Sono trascorsi più di 18 mesi dall’approvazione della Riforma Delrio, che ha cambiato il livello intermedio di governo in profondità, innescandone una complessa fase di riorganizzazione e ridefinizione di ruolo. Le difficoltà attuative della legge hanno ad oggi provocato una serie di disfunzioni, nell’erogazione dei servizi ai cittadini e alle imprese, di cui leggiamo spesso sui quotidiani: strade, trasporto pubblico, assistenza sociale, scuole, ecc. Ma disfunzioni altrettanto e forse anche più serie, delle quali ora non si parla in quanto le conseguenze saranno evidenti solo nel medio lungo periodo, riguardano la pianificazione e il governo del territorio.

I piani provinciali hanno in questi venti anni evidenziato in modo chiaro che molte delle questioni che interessano il territorio (ambientali, viabilità e trasporti, tutela del paesaggio, effetti dei grandi insediamenti commerciali, ecc.) trascendono i confini amministrativi dei comuni e necessitano per essere affrontate di una visione sovracomunale, che sia in qualche modo distaccata e autonoma rispetto agli interessi locali. Se questa visione era fino a ieri realizzabile nell’ambito di organi provinciali ad elezione diretta, oggi fatica a ridefinirsi nella nuova configurazione dell’ente.

La questione di area vasta in questi anni, dal cosiddetto decreto “Salva Italia” del dicembre 2011, è quasi del tutto scomparsa dalle agende politiche.
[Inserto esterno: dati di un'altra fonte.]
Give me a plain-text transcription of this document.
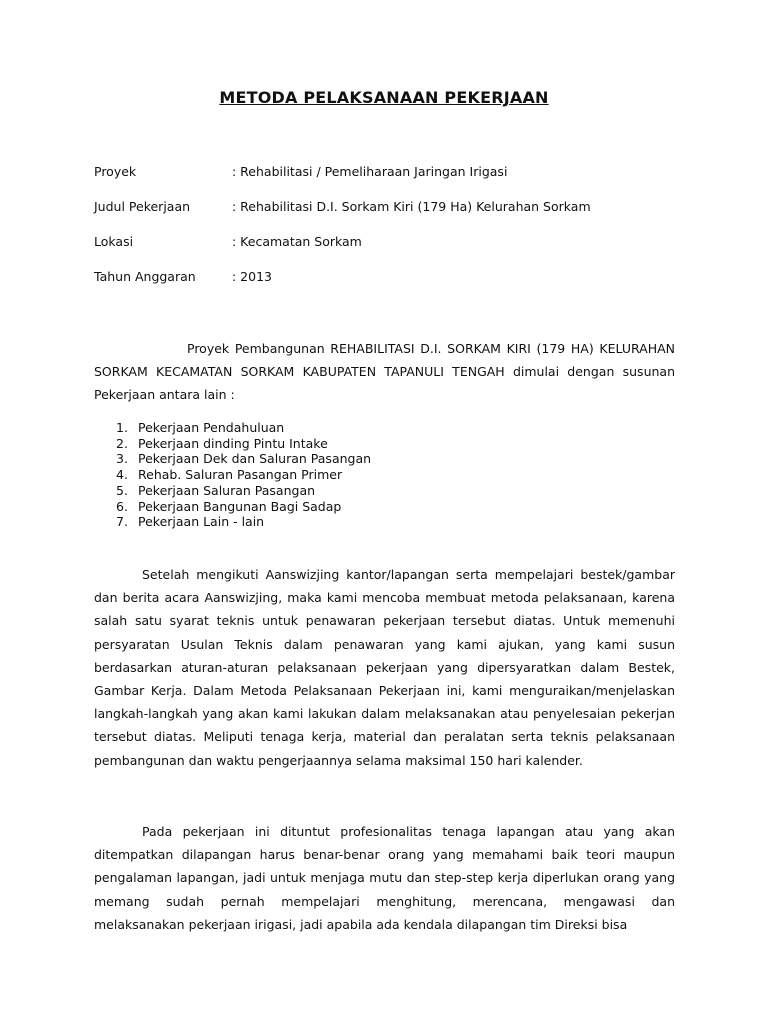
METODA PELAKSANAAN PEKERJAAN
Proyek	: Rehabilitasi / Pemeliharaan Jaringan Irigasi
Judul Pekerjaan	: Rehabilitasi D.I. Sorkam Kiri (179 Ha) Kelurahan Sorkam
Lokasi	: Kecamatan Sorkam
Tahun Anggaran	: 2013
Proyek Pembangunan REHABILITASI D.I. SORKAM KIRI (179 HA) KELURAHAN SORKAM KECAMATAN SORKAM KABUPATEN TAPANULI TENGAH dimulai dengan susunan Pekerjaan antara lain :
1. Pekerjaan Pendahuluan
2. Pekerjaan dinding Pintu Intake
3. Pekerjaan Dek dan Saluran Pasangan
4. Rehab. Saluran Pasangan Primer
5. Pekerjaan Saluran Pasangan
6. Pekerjaan Bangunan Bagi Sadap
7. Pekerjaan Lain - lain
Setelah mengikuti Aanswizjing kantor/lapangan serta mempelajari bestek/gambar dan berita acara Aanswizjing, maka kami mencoba membuat metoda pelaksanaan, karena salah satu syarat teknis untuk penawaran pekerjaan tersebut diatas. Untuk memenuhi persyaratan Usulan Teknis dalam penawaran yang kami ajukan, yang kami susun berdasarkan aturan-aturan pelaksanaan pekerjaan yang dipersyaratkan dalam Bestek, Gambar Kerja. Dalam Metoda Pelaksanaan Pekerjaan ini, kami menguraikan/menjelaskan langkah-langkah yang akan kami lakukan dalam melaksanakan atau penyelesaian pekerjan tersebut diatas. Meliputi tenaga kerja, material dan peralatan serta teknis pelaksanaan pembangunan dan waktu pengerjaannya selama maksimal 150 hari kalender.
Pada pekerjaan ini dituntut profesionalitas tenaga lapangan atau yang akan ditempatkan dilapangan harus benar-benar orang yang memahami baik teori maupun pengalaman lapangan, jadi untuk menjaga mutu dan step-step kerja diperlukan orang yang memang sudah pernah mempelajari menghitung, merencana, mengawasi dan melaksanakan pekerjaan irigasi, jadi apabila ada kendala dilapangan tim Direksi bisa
La riforma Delrio spinge verso l’esercizio delle funzioni secondo bacini ottimali, anche usando forme associative o unioni di comuni, ma un piano associato, anche se riferito ad un territorio molto ampio, rimane sempre un piano di livello comunale nell’impostazione se non riesce a fare emergere le questioni sovracomunali, di area vasta, rispetto agli interessi locali. Non è una questione di dimensioni o competenze tecniche, ma di modo in cui i temi di area vasta sono affrontati.
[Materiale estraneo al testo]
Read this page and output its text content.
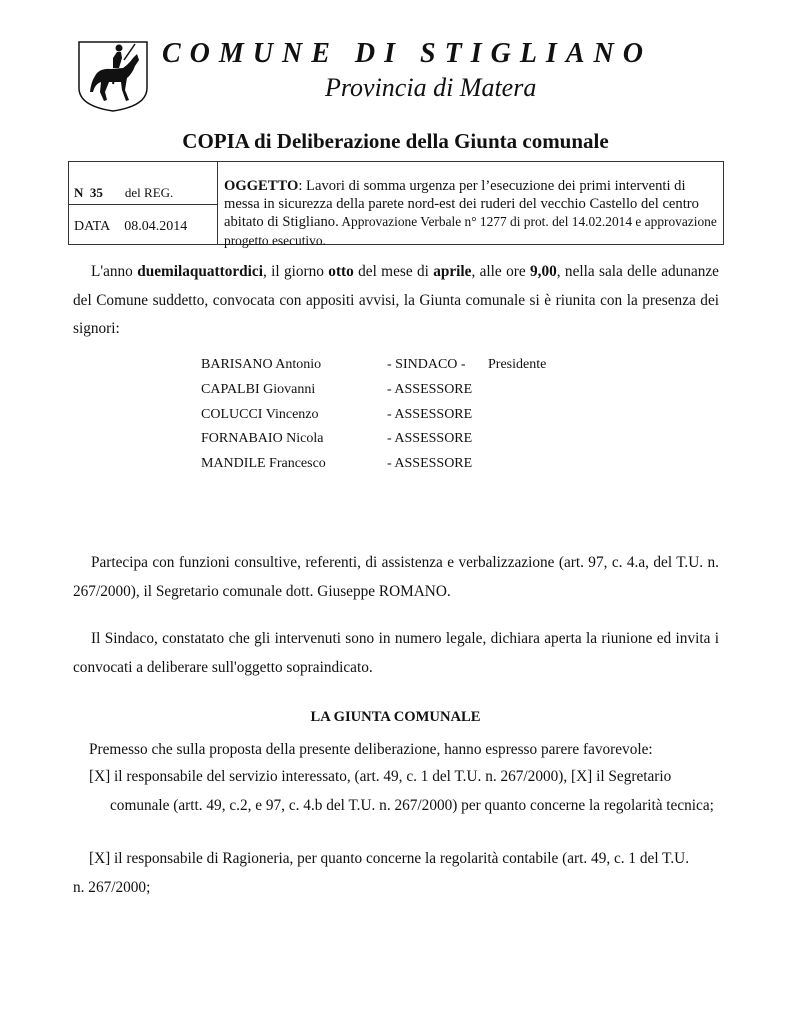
COMUNE DI STIGLIANO
Provincia di Matera
COPIA di Deliberazione della Giunta comunale
N 35 del REG.
DATA 08.04.2014
OGGETTO: Lavori di somma urgenza per l’esecuzione dei primi interventi di messa in sicurezza della parete nord-est dei ruderi del vecchio Castello del centro abitato di Stigliano. Approvazione Verbale n° 1277 di prot. del 14.02.2014 e approvazione progetto esecutivo.
L'anno duemilaquattordici, il giorno otto del mese di aprile, alle ore 9,00, nella sala delle adunanze del Comune suddetto, convocata con appositi avvisi, la Giunta comunale si è riunita con la presenza dei signori:
BARISANO Antonio	- SINDACO - Presidente
CAPALBI Giovanni	- ASSESSORE
COLUCCI Vincenzo	- ASSESSORE
FORNABAIO Nicola	- ASSESSORE
MANDILE Francesco	- ASSESSORE
Partecipa con funzioni consultive, referenti, di assistenza e verbalizzazione (art. 97, c. 4.a, del T.U. n. 267/2000), il Segretario comunale dott. Giuseppe ROMANO.
Il Sindaco, constatato che gli intervenuti sono in numero legale, dichiara aperta la riunione ed invita i convocati a deliberare sull'oggetto sopraindicato.
LA GIUNTA COMUNALE
Premesso che sulla proposta della presente deliberazione, hanno espresso parere favorevole:
[X] il responsabile del servizio interessato, (art. 49, c. 1 del T.U. n. 267/2000), [X] il Segretario
comunale (artt. 49, c.2, e 97, c. 4.b del T.U. n. 267/2000) per quanto concerne la regolarità tecnica;
[X] il responsabile di Ragioneria, per quanto concerne la regolarità contabile (art. 49, c. 1 del T.U.
n. 267/2000;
La Costituzione e le leggi nazionali e regionali hanno sempre assegnato alla pianificazione comunale, dove gli usi del suolo vengono conformati, una posizione centrale nel governo del territorio, anche preoccupandosi di proteggerla rispetto ad ipotetiche invasioni di campo da parte delle province. Dopo la Riforma Delrio questa preoccupazione dovrebbe venire meno: il fatto che gli amministratori comunali siano anche dentro gli organi della provincia sembra portare di fatto ad un controllo del livello comunale sia sulle funzioni di prossimità che di area vasta.

Ci sono ora le condizioni per concentrare maggiormente l’attenzione su come affrontare nel concreto gli aspetti territoriali che richiedono un approccio di area vasta, che negli anni sono diventati sempre più numerosi, e prevalenti in termini di urgenza rispetto a quelle locali.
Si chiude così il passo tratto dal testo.